If you live in a state that follows Common Core standards, you’ll want to go with a book on coding for intermediate teens like Workman Publishing’s “Everything You Need to Ace Computer Science & Coding.” It’s vetted by award–winning teachers and made to meet important science and history standards. Students will find the following topics covered in this course: computing systems, binary code, algorithms, web development, programming in Scratch and Python, HTML, CSS and cybersecurity.

What to Look For

  • Always check to make sure you’re getting the most current version of the book on coding for intermediate teens that you’re interested in, as technology is ever changing.
  • Most of the books on coding for intermediate teens are best used with programs that are downloaded to a computer or laptop; however, there are a few that are compatible with certain smartphones. You’ll need to double-check the product description before buying if you plan on coding with your phone.
  • If you have younger children who are interested in coding, you’ll want to start off with MIT’s Scratch. Older kids would be better suited to using Python.
  • Code.org has a project ideas page that can be an excellent source of inspiration once students have completed their coding books.
  • For the most part, all books on coding for intermediate teens are affordably priced.

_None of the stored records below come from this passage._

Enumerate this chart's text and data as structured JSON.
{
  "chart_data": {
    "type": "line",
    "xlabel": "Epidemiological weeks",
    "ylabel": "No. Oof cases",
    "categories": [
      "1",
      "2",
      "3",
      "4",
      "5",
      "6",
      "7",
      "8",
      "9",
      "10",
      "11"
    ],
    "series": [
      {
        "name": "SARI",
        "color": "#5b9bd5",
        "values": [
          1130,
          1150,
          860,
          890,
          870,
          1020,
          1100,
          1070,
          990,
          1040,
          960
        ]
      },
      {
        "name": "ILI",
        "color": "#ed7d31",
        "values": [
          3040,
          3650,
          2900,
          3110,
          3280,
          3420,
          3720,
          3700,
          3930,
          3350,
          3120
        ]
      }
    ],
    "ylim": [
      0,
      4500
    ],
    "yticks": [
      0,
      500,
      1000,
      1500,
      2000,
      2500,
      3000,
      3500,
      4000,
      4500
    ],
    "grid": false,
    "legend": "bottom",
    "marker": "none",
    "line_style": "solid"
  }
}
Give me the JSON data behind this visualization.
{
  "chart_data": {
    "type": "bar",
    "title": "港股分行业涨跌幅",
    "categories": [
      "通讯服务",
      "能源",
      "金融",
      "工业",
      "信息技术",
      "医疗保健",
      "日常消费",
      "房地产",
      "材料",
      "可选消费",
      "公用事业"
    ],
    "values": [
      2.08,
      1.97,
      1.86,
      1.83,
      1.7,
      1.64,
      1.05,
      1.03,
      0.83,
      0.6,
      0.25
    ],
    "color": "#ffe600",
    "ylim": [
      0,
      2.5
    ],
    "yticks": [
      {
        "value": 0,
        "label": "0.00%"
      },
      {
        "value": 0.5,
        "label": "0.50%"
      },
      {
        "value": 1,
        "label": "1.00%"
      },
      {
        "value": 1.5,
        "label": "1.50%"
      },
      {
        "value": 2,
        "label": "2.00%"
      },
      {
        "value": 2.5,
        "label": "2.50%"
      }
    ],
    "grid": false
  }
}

Workman Publishing’s “Everything You Need to Ace Computer Science & Coding” costs slightly less than Camille McCue’s For Dummies series book “Coding For Kids, Second Edition.” If you’re willing to purchase a used version, or one that can be downloaded to your Kindle, you’ll save even more.

More to Explore

Did you know that Ada Lovelace was the world’s very first programmer? During the 1800s, Lovelace worked on a computer called the “Analytical Engine.” She actually wrote and published the first algorithm to be used on the machine. Here are a few more interesting facts about coding:

  • Both Steve Jobs and Steve Wozniak started coding in their teens.
  • The first computer game was created in 1961 and was named “Spacewar.” Since the game was used as a diagnostic program for customers, it never actually made any money.
  • England was the first country to add computer science to its national curriculum.
  • Websites typically consist of more than one programming language. The most common are JavaScript, CSS and HTML.
  • According to Burning Glass Technologies, a report prepared by Oracle Academy showed that in 2015 there were an astounding 7 million job openings in which coding experience was preferred.